When looking at the angle deviations in Fig. 5 is can be observed that the AC corridor exhibits a large angle deviation in the case without security criterion, while all the HVDC configurations are able to maintain smaller angle deviations which indicates a higher system stability.

In Table 1 the voltage magnitudes and reactive power injected at the corridor terminal nodes 8 and 65 are listed for the N − 1 scenario before and after the contingencies. It can be observed that the bipolar HVDC configuration is able to maintain a stable voltage level close to the nominal voltage by providing reactive power to the grid. In contrast, for the AC configuration the voltage magnitude at node 8 changes significantly because of high generation in the region. The monopolar HVDC configuration is also stabilizing the voltage by reactive power injection but in the outage case there is the same effect as for the AC corridor.

Table 1 Voltage magnitude and reactive power injection at nodes 8 and 65 for all three corridor configurations in the base case and the contingency case of the N − 1 scenarios

6 Conclusion and Future Work

A mathematical model and a software for security-constrained optimal power flow for generic hybrid AC/DC grids has been developed. In this work it has been used to study the effects of the N − 1 criterion on embedded HVDC systems.

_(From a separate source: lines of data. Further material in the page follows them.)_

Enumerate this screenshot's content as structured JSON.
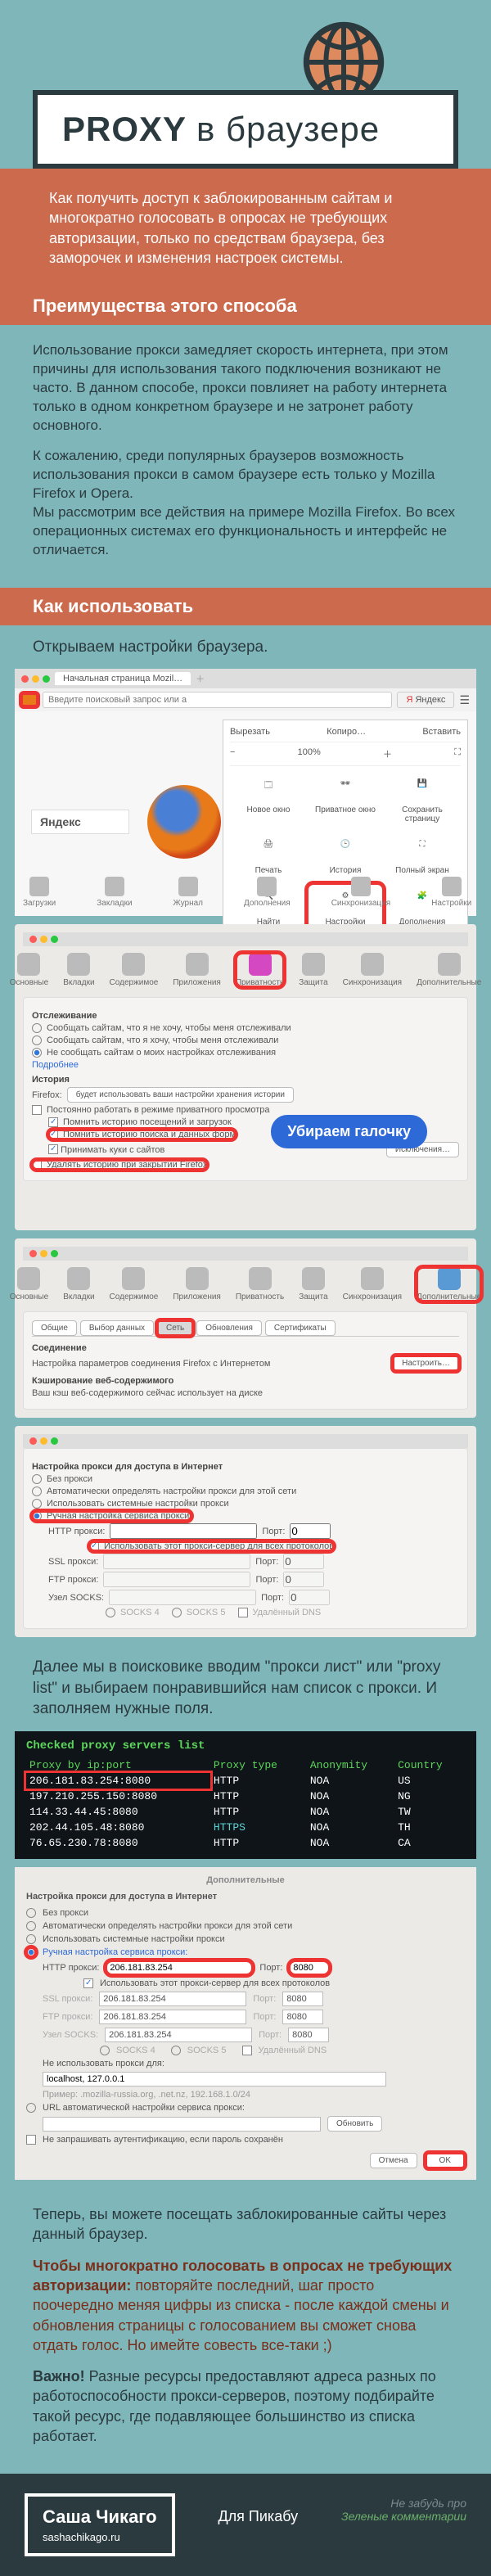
{
  "header": {
    "title_strong": "PROXY",
    "title_rest": "в браузере"
  },
  "intro": "Как получить доступ к заблокированным сайтам и многократно голосовать в опросах не требующих авторизации, только по средствам браузера, без заморочек и изменения настроек системы.",
  "adv_heading": "Преимущества этого способа",
  "adv_p1": "Использование прокси замедляет скорость интернета, при этом причины для использования такого подключения возникают не часто. В данном способе, прокси повлияет на работу интернета только в одном конкретном браузере и не затронет работу основного.",
  "adv_p2_a": "К сожалению, среди популярных браузеров возможность использования прокси в самом браузере есть только у Mozilla Firefox и Opera.",
  "adv_p2_b": "Мы рассмотрим все действия на примере Mozilla Firefox. Во всех операционных системах его функциональность и интерфейс не отличается.",
  "howto_heading": "Как использовать",
  "step1": "Открываем настройки браузера.",
  "ff_window": {
    "tab_title": "Начальная страница Mozil…",
    "search_placeholder": "Введите поисковый запрос или а",
    "yandex": "Яндекс",
    "menu_top": {
      "cut": "Вырезать",
      "copy": "Копиро…",
      "paste": "Вставить",
      "zoom": "100%"
    },
    "menu_items": [
      "Новое окно",
      "Приватное окно",
      "Сохранить страницу",
      "Печать",
      "История",
      "Полный экран",
      "Найти",
      "Настройки",
      "Дополнения"
    ],
    "bottom_icons": [
      "Загрузки",
      "Закладки",
      "Журнал",
      "Дополнения",
      "Синхронизация",
      "Настройки"
    ]
  },
  "pref1": {
    "tabs": [
      "Основные",
      "Вкладки",
      "Содержимое",
      "Приложения",
      "Приватность",
      "Защита",
      "Синхронизация",
      "Дополнительные"
    ],
    "section1": "Отслеживание",
    "cb1": "Сообщать сайтам, что я не хочу, чтобы меня отслеживали",
    "cb2": "Сообщать сайтам, что я хочу, чтобы меня отслеживали",
    "cb3": "Не сообщать сайтам о моих настройках отслеживания",
    "link": "Подробнее",
    "section2": "История",
    "sel_lbl": "Firefox:",
    "sel_val": "будет использовать ваши настройки хранения истории",
    "cb_priv": "Постоянно работать в режиме приватного просмотра",
    "cb_hist": "Помнить историю посещений и загрузок",
    "cb_form": "Помнить историю поиска и данных форм",
    "cb_cookie": "Принимать куки с сайтов",
    "btn_exc": "Исключения…",
    "row_del": "Удалять историю при закрытии Firefox"
  },
  "callout_remove": "Убираем галочку",
  "pref2": {
    "tabs_active": "Дополнительные",
    "subtabs": [
      "Общие",
      "Выбор данных",
      "Сеть",
      "Обновления",
      "Сертификаты"
    ],
    "section": "Соединение",
    "desc": "Настройка параметров соединения Firefox с Интернетом",
    "btn": "Настроить…",
    "section2": "Кэширование веб-содержимого",
    "desc2": "Ваш кэш веб-содержимого сейчас использует на диске"
  },
  "pref3": {
    "title": "Настройка прокси для доступа в Интернет",
    "r1": "Без прокси",
    "r2": "Автоматически определять настройки прокси для этой сети",
    "r3": "Использовать системные настройки прокси",
    "r4": "Ручная настройка сервиса прокси:",
    "http": "HTTP прокси:",
    "port": "Порт:",
    "samecb": "Использовать этот прокси-сервер для всех протоколов",
    "ssl": "SSL прокси:",
    "ftp": "FTP прокси:",
    "socks": "Узел SOCKS:",
    "socks_v": [
      "SOCKS 4",
      "SOCKS 5"
    ],
    "remote_dns": "Удалённый DNS"
  },
  "step2": "Далее мы в поисковике вводим \"прокси лист\" или \"proxy list\"  и выбираем понравившийся нам список с прокси. И заполняем нужные поля.",
  "proxy_list": {
    "heading": "Checked proxy servers list",
    "cols": [
      "Proxy by ip:port",
      "Proxy type",
      "Anonymity",
      "Country"
    ],
    "rows": [
      {
        "ip": "206.181.83.254:8080",
        "type": "HTTP",
        "anon": "NOA",
        "cc": "US"
      },
      {
        "ip": "197.210.255.150:8080",
        "type": "HTTP",
        "anon": "NOA",
        "cc": "NG"
      },
      {
        "ip": "114.33.44.45:8080",
        "type": "HTTP",
        "anon": "NOA",
        "cc": "TW"
      },
      {
        "ip": "202.44.105.48:8080",
        "type": "HTTPS",
        "anon": "NOA",
        "cc": "TH"
      },
      {
        "ip": "76.65.230.78:8080",
        "type": "HTTP",
        "anon": "NOA",
        "cc": "CA"
      }
    ]
  },
  "proxy_conf": {
    "title": "Настройка прокси для доступа в Интернет",
    "http_val": "206.181.83.254",
    "port_val": "8080",
    "noproxy_lbl": "Не использовать прокси для:",
    "noproxy_val": "localhost, 127.0.0.1",
    "example": "Пример: .mozilla-russia.org, .net.nz, 192.168.1.0/24",
    "auto_url": "URL автоматической настройки сервиса прокси:",
    "reload": "Обновить",
    "no_auth": "Не запрашивать аутентификацию, если пароль сохранён",
    "cancel": "Отмена",
    "ok": "OK"
  },
  "outro": {
    "p1": "Теперь, вы можете посещать заблокированные сайты через данный браузер.",
    "p2_lead": "Чтобы многократно голосовать в опросах не требующих авторизации:",
    "p2_rest": " повторяйте последний, шаг просто поочередно меняя цифры из списка - после каждой смены и обновления страницы с голосованием вы сможет снова отдать голос. Но имейте совесть все-таки ;)",
    "p3_lead": "Важно!",
    "p3_rest": "  Разные ресурсы предоставляют адреса разных по работоспособности прокси-серверов, поэтому подбирайте такой ресурс, где подавляющее большинство из списка работает."
  },
  "footer": {
    "author": "Саша Чикаго",
    "site": "sashachikаgo.ru",
    "for": "Для Пикабу",
    "note1": "Не забудь про",
    "note2": "Зеленые комментарии"
  }
}
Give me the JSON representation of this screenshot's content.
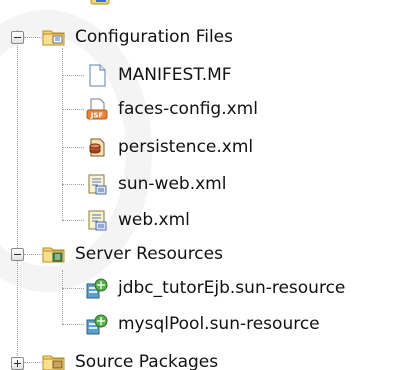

The above results show that for the bipolar HVDC configuration the power plant dispatch with lowest cost could be established when the N − 1 criterion is employed. This study has been performed on the IEEE118 grid with a single corridor under consideration. The results indicate the benefits of employing bipolar HVDC systems in order to increase the social welfare.

In order to draw conclusions for real transmission systems, additional studies on real grid configurations with possibly several embedded HVDC links would have to be performed.

Additionally, an investigation including contingency cases both in the AC and DC parts of the power system would be interesting to investigate the capabilities of embedded HVDC to compensate for general N − 1 cases and thus to reduce redispatch cost for grid operators.